My mistake on 93 was to stop at Phil 2:13 instead of going on to the following verses that imply a mission in the world (though the tone of my sentences suggests that). I certainly also could have/should have been more explicit about the church’s task of proclamation, but to say that the call to discipleship, and the content of discipleship, are missing from this book is a puzzle to me.
I hope that my SBL paper on Phil 2 will make more explicit what was sometimes only implicit (not missing) in the book.

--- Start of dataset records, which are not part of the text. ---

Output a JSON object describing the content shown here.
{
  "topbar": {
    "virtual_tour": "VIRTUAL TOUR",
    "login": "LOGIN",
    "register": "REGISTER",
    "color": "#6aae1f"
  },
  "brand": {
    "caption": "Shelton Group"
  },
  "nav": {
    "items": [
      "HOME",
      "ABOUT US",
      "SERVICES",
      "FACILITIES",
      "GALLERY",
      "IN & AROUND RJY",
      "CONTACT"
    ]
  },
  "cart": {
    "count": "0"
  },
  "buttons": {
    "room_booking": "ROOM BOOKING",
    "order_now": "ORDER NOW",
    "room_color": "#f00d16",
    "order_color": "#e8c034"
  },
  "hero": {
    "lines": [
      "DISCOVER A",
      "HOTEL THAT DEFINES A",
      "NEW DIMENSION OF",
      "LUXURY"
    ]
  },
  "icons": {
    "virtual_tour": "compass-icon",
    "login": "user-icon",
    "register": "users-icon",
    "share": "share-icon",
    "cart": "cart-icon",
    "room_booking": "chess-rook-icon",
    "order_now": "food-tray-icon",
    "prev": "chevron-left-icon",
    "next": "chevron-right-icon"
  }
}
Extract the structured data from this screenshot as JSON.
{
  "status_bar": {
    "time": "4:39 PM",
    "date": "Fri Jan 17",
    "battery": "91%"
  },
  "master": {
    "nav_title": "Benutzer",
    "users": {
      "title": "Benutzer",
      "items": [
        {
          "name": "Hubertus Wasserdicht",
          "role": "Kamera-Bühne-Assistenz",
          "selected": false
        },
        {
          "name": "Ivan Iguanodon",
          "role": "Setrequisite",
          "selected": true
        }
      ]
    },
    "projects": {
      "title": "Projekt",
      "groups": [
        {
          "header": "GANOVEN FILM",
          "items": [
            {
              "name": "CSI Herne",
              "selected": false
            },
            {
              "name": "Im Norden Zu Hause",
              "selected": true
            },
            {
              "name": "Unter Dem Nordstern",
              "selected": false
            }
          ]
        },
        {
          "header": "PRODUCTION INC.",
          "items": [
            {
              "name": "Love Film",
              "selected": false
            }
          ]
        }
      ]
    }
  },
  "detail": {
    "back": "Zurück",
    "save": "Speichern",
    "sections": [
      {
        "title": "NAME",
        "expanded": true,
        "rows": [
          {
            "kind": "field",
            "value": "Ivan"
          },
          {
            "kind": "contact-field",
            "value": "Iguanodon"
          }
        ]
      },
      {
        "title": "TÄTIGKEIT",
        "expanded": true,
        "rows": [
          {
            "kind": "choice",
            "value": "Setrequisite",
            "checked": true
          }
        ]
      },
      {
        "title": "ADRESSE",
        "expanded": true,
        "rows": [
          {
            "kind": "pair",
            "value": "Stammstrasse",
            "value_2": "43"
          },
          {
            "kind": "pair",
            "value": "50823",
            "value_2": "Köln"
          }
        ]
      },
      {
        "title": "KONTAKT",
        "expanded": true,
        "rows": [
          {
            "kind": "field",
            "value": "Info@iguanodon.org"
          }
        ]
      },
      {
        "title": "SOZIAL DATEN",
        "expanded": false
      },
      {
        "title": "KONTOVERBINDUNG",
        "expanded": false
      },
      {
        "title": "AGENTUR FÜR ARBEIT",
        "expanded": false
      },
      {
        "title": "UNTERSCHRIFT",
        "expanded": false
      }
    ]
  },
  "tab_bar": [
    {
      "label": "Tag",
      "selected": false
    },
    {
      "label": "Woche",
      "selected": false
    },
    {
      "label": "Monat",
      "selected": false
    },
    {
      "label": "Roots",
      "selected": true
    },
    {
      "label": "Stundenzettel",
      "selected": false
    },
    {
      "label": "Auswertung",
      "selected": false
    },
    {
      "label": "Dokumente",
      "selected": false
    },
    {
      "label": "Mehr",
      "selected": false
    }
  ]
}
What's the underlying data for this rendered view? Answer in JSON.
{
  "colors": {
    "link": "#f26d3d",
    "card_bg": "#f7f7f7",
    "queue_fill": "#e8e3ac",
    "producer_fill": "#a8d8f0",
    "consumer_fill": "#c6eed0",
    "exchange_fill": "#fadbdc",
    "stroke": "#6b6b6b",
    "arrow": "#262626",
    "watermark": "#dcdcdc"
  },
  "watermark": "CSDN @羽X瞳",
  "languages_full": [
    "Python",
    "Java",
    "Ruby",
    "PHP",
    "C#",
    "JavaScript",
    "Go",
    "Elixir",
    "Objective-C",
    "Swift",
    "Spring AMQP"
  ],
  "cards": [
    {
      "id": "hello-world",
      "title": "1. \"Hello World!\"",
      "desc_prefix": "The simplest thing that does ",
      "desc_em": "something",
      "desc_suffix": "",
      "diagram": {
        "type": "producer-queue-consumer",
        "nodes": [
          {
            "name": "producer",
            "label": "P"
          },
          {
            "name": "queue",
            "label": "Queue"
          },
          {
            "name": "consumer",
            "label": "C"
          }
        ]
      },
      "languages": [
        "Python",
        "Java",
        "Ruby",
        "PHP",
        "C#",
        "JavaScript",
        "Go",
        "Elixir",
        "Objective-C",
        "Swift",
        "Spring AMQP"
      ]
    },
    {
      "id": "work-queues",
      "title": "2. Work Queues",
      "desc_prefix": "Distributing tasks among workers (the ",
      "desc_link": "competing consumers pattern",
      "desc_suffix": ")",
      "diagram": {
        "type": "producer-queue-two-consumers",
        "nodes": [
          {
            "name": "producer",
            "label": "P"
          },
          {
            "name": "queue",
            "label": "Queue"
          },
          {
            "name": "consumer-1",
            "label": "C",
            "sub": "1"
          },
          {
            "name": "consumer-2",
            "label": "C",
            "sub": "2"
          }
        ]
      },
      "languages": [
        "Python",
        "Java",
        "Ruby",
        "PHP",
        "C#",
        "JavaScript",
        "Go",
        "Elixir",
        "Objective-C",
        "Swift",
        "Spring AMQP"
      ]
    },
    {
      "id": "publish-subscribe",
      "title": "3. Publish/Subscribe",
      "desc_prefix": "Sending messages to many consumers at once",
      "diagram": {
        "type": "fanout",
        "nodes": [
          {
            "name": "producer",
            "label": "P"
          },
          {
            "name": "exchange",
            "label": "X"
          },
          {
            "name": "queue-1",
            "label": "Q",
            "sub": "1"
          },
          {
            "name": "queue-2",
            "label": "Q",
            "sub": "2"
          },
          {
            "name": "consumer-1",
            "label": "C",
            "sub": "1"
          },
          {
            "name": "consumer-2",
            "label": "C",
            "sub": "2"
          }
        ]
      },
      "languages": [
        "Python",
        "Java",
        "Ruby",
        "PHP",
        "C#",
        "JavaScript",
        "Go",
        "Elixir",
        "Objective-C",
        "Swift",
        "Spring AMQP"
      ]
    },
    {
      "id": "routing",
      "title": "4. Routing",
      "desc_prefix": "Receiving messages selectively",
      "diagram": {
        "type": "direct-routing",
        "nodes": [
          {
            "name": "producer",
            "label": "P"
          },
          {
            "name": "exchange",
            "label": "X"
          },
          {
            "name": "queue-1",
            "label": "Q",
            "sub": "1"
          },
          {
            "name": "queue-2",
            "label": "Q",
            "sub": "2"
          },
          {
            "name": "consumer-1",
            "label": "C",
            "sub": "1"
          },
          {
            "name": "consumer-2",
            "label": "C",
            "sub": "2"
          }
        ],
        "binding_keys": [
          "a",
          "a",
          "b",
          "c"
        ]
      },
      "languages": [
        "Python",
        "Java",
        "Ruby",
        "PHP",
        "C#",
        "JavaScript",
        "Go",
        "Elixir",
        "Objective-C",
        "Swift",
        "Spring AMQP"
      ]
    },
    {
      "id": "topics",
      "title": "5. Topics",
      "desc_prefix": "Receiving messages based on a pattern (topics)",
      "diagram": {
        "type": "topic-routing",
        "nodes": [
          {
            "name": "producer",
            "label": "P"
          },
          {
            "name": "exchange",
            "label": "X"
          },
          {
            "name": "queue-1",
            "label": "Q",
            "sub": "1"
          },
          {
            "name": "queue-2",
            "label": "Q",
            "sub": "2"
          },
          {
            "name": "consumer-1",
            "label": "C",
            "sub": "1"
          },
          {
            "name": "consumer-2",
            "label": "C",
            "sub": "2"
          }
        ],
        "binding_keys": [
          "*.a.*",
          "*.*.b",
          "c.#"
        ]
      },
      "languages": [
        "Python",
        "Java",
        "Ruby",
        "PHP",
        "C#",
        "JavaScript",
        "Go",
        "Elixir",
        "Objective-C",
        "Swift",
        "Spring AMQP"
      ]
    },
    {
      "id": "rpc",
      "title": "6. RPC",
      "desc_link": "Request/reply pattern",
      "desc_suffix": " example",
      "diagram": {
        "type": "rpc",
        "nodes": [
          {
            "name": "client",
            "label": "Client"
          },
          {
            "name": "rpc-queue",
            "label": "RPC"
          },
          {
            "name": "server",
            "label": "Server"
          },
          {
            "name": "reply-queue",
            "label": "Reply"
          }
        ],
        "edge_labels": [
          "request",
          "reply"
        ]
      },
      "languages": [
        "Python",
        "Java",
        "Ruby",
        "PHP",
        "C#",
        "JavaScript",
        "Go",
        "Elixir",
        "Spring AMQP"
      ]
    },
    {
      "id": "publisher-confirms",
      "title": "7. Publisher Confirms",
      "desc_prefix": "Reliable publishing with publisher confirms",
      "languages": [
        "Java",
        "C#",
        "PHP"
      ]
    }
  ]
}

Just to note one more example: there is no discussion of 1 Cor. 9:19-23 anywhere in the book. You cite v. 19 in reference to Paul’s “enslavement” as an example of a Christlikeness (p. 23), but you nowhere connect this self-enslavement to Paul’s life of witness to the Gentiles, his pursuit of becoming all things to all people in order to “win” them to Christ, the translation of the gospel to other cultures, and other such missional themes.
This is what I mean by the lack of discipleship, even though you are right that discipleship as such is not missing. The book is all about “being a disciple,” but I don’t see anything about “making disciples.”
Thanks again for your input. Four quick points:
1. You are correct that the book is primarily about being a disciple, not making disciples. But I would argue that that my focus is primarily what Paul’s letters are about, and my task in writing this book is to interpret the theology, etc. found in those letters.
2. The debate is quite vigorous at the moment about whether Paul expected his communities to evangelize (however that is defined); I think he did expect them to do so, and I think they did (this will come out in my SBL paper)–but the word evangelize needs to be carefully defined. In any event, the task of making disciples (in the sense of converts) is not Paul’s primary focus in the letters, and therefore not in my book.
3. It is important to note that this book, as the Introduction states quite clearly, is a sequel to my 2001 book Cruciformity, which is closer to a full-blown Pauline theology. Inhabiting in many ways presumes and builds upon Cruciformity, where lots of topics and texts not covered in Inhabiting are treated. Among these is 1 Cor 9:19-23, which figures quite prominently in Cruciformity. I treat Paul’s narrative missional posture and activity in that book, and I also have a discussion of “The Missionary Character of the Colony” (363-66) in my chapter on the church.
4. Having said all that, I will be the first to admit that both I and the majority of Pauline scholars have a LONG way to go in reading Paul’s letters missionally. Let’s hope that this conversation contributes to that enterprise. I have written elsewhere that “theological interpretation” is insufficient if it does not lead to missional interpretation and thus mission. I very much appreciate your excellent JTI article on Galatians, which I have read on two occasions. It’s good to have a systematic theologian working so closely with the text of Paul and pushing all of us in good directions.
That’s very helpful; thanks. Let me just state for the record that your book is really an excellent work that I have far more praise for than criticism. Thanks for engaging my questions so thoughtfully and kindly.
Let the conversation continue and the conversation partners multiply!